Why the bonfires and fireworks?
In celebration of his survival, King James I ordered that people have a bonfire on the night of November 5th. The tradition has continued and now people around the UK (except in Northern Ireland) do the same every November 5th.
Did you know?
• Guy Fawkes’ name was actually ‘Guido’ – he adopted this name whilst fighting for the Spanish.
• He was actually born a protestant but converted to Catholicism when he was he was 16.
• Though Guy Fawkes had one of the most important roles in The Gunpowder Plot, he wasn’t the main person behind the plot.
• There was enough gunpowder to blow up the entire building and cause considerable damage to buildings (not to mention people) within a one mile radius.

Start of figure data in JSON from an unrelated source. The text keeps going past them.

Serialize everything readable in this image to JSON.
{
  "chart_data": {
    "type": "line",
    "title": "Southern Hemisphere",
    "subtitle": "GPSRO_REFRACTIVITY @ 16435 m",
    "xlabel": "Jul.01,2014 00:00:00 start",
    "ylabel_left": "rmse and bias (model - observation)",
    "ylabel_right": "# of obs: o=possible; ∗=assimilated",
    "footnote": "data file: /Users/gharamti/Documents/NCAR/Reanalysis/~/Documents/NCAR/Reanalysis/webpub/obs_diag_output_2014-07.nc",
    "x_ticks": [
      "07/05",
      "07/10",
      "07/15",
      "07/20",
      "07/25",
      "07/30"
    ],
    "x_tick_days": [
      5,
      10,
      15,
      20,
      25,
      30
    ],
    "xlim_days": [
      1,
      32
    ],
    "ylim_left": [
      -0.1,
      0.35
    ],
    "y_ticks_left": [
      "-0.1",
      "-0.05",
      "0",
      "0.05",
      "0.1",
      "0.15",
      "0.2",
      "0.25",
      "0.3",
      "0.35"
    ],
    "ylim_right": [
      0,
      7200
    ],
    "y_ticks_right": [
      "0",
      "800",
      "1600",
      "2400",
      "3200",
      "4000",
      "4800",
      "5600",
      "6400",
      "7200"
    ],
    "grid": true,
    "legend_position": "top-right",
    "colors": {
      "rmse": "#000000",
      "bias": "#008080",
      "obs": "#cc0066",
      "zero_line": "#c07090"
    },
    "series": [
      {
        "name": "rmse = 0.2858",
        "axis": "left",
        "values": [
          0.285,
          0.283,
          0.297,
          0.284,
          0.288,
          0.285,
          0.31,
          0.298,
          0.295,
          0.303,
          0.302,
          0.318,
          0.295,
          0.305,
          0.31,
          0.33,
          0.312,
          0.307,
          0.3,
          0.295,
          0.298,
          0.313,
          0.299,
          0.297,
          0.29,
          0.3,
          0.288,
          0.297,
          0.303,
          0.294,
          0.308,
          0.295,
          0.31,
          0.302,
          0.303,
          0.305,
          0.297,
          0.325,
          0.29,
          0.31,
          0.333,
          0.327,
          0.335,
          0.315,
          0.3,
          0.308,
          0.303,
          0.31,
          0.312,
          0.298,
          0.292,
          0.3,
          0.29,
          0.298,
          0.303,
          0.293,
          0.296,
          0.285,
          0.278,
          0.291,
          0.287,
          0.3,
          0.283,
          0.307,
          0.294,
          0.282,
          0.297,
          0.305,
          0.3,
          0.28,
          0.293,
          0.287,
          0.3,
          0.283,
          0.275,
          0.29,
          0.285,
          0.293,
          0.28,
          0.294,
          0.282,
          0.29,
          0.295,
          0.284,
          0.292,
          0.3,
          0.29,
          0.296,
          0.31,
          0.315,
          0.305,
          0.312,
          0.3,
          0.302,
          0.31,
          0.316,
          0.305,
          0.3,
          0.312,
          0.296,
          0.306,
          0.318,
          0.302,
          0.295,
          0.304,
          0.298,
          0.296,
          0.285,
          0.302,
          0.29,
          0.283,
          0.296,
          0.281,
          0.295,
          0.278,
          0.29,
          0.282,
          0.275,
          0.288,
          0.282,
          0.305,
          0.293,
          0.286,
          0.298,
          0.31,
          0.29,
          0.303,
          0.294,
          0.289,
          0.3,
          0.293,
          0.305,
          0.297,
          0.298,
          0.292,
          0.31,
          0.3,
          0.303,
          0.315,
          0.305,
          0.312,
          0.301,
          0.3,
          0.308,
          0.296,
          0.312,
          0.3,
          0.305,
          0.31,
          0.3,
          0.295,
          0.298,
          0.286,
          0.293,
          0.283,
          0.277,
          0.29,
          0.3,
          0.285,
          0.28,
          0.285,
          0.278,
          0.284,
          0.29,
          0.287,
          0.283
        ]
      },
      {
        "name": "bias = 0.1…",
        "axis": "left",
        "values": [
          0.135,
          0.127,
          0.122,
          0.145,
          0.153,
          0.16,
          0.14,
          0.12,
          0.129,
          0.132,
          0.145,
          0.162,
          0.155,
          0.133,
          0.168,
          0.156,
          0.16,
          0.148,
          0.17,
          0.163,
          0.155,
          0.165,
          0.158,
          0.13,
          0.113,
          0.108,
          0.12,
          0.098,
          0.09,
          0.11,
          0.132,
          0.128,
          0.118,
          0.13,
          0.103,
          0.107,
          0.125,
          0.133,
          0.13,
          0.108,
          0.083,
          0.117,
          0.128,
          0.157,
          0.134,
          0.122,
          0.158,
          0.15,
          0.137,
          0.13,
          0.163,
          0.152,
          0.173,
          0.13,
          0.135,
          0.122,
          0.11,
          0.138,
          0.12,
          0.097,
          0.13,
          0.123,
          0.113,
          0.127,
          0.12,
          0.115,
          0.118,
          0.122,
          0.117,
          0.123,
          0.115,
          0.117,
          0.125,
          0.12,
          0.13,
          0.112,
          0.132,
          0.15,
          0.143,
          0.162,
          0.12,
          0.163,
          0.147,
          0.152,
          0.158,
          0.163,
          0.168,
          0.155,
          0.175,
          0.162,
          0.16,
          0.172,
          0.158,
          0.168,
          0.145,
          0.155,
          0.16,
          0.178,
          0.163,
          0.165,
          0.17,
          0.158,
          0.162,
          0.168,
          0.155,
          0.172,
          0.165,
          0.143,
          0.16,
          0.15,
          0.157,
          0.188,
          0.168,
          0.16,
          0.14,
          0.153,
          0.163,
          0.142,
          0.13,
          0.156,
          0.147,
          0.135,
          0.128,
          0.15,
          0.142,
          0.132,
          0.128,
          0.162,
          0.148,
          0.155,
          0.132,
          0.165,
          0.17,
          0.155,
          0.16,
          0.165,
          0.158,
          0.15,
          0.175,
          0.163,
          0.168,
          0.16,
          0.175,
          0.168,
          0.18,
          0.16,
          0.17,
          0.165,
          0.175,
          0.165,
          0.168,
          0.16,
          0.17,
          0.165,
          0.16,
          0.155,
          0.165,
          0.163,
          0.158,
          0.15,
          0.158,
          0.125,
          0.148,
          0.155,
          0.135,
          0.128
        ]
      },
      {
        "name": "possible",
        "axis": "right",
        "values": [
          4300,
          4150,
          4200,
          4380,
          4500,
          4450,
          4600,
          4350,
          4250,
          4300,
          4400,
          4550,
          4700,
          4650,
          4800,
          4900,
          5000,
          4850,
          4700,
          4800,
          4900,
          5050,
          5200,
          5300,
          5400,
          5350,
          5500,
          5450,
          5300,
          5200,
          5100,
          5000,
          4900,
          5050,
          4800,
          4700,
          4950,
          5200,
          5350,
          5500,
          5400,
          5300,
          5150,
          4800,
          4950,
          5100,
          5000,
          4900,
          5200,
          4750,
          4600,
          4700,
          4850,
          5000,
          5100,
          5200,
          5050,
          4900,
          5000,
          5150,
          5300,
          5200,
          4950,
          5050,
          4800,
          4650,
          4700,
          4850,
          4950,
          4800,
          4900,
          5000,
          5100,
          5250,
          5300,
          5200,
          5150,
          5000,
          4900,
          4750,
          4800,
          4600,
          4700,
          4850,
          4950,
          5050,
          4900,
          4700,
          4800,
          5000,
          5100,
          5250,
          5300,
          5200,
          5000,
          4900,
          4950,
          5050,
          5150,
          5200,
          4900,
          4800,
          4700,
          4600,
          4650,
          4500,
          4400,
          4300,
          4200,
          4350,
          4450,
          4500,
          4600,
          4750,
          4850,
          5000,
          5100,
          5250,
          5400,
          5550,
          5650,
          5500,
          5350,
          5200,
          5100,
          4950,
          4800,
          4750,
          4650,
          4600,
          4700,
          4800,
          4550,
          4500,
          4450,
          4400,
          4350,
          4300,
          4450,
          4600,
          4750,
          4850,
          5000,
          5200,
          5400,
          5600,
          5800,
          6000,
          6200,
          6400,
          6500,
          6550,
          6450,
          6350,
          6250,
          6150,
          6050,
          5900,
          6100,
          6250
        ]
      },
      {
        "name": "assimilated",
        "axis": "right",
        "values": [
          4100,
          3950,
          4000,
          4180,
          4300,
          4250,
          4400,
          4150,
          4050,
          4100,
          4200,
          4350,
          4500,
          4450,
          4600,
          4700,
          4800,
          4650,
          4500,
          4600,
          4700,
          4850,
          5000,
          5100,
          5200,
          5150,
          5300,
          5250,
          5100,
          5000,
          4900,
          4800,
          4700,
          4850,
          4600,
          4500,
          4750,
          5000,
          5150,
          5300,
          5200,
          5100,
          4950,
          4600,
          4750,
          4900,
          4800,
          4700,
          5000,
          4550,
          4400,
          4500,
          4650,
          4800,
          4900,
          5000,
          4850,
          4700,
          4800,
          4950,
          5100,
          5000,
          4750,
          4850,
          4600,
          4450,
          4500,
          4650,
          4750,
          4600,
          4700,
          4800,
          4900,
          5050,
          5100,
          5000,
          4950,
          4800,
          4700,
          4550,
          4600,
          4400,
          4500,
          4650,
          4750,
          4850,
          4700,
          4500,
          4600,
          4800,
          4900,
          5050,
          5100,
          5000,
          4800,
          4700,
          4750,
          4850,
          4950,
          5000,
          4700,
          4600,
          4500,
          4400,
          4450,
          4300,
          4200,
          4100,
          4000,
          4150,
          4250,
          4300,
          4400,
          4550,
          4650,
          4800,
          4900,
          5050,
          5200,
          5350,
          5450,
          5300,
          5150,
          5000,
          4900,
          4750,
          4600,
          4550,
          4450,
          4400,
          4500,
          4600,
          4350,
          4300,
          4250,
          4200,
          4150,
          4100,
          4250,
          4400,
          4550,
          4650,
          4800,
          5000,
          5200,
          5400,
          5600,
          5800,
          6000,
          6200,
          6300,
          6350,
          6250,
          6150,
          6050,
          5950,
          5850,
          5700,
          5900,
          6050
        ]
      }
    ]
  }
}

• Some believe that even if Guy Fawkes wasn’t caught the plot would still have been unsuccessful because the gunpowder was too old to be of any use.
• In 2002 Guy Fawkes was named as the 30th Greatest Britain in a poll conducted by the BBC!
• Another reason Guy Fawkes wanted to kill King James I was because he was Scottish and many English people did not want a Scot to rule the country (back then Scotland and England were separate countries).
• An empty island north of Santa Cruz Island is named Isla Guy Fawkes (Guy Fawkes Island) it’s questioned whether he planned to escape there.